House prices in the province fell by 6.5% over the first three months of 2016 the quarterly house price index compiled by the Ulster University suggests.
Publishing the latest data since the report for October to Decemeber last year the report identifies what it terms “a mini-correction” in the market and suggests the EU referendum may be a factor.
Produced in partnership with the Northern Ireland Housing Executive and Progressive Building Society, the UU research points to an easing back of the average house price compared to the strong market prevailing throughout the final quarter of 2015.
However, the survey also reveals a strong sales volume, consistent with previous quarters.
An overall average house price of £146,472 for the first quarter of 2016 is lower than might have been anticipated, the report says, based on strong growth during 2015, particularly in the third and forth quarters
It highlights a 1.4 per cent weighted increase in average house price over the year but a 6.5 per cent weighted decrease over the quarter.
Once again, the report highlights the cost of housinfg relative to other UK regions, with two-thirds of the houses sold at or below £150,000.
The research indicates that at a regional level, a broadly similar pattern of lower average prices is apparent for the first quarter of 2016.
“The research statistics are reflective of mixed feelings by the sector across Northern Ireland with some estate agents attributing the apparent slowing in first quarter simply to a seasonal fluctuation, others attribute it to house buyers’ concerns of economic uncertainty,” said lead researcher, UU professor Stanley McGreal.
“When it comes to overall performance by property type, the average price of terraced/townhouses, detached bungalows and apartments have increased over the year.
“In contrast, semi-detached and detached houses have experienced a slower rate of annual growth. Over the quarter, all property types, with the exception of semi-detached bungalows, have suffered reduced price levels.”
Joe Frey, head of research at the Housing Executive said: “A combination of a higher than expected increase in prices in the previous quarter and uncertainty surrounding the EU referendum probably explain the slight downturn in the market.
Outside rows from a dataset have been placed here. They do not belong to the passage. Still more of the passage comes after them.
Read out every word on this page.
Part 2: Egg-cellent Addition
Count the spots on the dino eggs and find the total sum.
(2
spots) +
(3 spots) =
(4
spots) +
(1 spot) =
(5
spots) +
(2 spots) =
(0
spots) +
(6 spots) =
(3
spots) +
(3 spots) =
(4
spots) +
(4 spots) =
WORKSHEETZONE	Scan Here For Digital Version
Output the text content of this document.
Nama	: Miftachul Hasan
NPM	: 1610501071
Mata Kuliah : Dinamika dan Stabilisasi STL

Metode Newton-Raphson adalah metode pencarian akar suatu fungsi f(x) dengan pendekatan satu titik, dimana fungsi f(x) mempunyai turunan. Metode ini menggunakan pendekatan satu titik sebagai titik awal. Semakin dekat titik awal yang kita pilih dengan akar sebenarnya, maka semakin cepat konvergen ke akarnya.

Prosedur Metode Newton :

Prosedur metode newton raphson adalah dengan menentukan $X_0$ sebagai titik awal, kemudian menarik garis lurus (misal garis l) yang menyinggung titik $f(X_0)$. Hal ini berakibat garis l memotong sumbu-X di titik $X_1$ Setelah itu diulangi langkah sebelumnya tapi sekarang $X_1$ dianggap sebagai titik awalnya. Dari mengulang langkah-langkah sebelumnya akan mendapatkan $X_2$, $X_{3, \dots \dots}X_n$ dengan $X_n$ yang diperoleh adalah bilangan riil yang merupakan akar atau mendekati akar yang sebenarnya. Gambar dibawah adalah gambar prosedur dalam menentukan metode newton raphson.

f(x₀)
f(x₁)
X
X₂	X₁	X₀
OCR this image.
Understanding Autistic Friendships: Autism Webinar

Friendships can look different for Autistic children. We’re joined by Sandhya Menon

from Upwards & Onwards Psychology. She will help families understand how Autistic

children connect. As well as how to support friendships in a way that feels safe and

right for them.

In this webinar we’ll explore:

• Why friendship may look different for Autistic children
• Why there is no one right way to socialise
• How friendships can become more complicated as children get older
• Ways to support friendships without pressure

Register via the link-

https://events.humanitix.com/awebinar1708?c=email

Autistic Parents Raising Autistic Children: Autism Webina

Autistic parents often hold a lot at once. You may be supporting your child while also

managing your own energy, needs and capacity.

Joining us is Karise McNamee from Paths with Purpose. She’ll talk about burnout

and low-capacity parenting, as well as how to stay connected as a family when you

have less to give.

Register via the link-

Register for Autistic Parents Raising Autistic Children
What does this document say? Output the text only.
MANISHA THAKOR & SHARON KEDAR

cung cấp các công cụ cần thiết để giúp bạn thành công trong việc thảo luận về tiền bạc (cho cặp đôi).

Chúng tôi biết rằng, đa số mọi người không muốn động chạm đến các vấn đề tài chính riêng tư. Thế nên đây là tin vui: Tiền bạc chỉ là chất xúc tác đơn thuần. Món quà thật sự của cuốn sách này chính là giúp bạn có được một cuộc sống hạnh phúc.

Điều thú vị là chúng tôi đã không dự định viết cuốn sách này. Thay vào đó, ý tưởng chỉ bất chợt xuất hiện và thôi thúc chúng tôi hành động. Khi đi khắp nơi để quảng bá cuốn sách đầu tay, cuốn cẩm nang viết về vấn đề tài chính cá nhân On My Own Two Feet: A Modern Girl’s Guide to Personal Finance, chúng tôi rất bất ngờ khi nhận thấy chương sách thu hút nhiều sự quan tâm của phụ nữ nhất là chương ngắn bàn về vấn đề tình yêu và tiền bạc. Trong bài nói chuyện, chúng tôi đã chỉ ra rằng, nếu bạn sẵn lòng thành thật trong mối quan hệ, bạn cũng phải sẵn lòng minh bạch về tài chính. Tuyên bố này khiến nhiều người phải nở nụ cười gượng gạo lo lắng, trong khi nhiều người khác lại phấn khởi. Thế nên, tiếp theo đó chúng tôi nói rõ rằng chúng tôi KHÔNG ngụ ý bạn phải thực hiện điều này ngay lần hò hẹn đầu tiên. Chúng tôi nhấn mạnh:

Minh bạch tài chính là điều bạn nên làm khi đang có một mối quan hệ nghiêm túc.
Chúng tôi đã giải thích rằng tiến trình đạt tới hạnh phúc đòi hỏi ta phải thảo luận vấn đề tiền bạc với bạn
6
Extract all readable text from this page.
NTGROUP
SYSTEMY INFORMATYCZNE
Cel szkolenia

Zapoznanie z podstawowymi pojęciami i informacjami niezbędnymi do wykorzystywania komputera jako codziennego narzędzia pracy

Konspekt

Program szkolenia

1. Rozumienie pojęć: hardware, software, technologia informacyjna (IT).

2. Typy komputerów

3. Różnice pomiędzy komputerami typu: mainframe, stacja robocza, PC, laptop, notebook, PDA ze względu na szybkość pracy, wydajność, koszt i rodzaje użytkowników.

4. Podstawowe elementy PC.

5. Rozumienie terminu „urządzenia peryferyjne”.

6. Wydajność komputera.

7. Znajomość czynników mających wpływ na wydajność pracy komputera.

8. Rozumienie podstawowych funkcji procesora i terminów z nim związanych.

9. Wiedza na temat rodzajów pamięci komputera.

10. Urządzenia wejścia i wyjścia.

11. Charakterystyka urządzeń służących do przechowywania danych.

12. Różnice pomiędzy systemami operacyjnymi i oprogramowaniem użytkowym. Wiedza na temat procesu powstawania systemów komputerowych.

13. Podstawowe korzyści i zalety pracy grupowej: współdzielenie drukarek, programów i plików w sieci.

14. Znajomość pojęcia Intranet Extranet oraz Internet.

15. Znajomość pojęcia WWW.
“However, given that transaction levels remain high and there is little sign of a significant affordability issue outside Belfast, the indications are that the market will continue its gradual recovery.”
Michael Boyd, deputy chief executive and finance director at the Progressive said the province had experienced consistent growth within the housing market over the last 18 months, with a strong performance in 2015.
“With projections for further growth within this sector, strong market transactions in Q1 have reflected that confidence,” he said.
“ However a number of factors including the prolonged Brexit debate, EU referendum, Assembly elections and stamp duty charges have contributed to the cooling of prices in the first three months of the year.
“While lack of supply is still an issue, houses in Northern Ireland remain very affordable, particularly when compared to the rest of the UK, which is good news for local house buyers. The mortgage market also remains buoyant with a significant increase in the first quarter of 2016 with strong market competition supporting low interest rates which also delivers great value for money within the Northern Ireland market.
“Mortgage activity across Progressive’s twelve branches have grown in Q1 2016 with a very positive 34% increase compared to the same period last year.”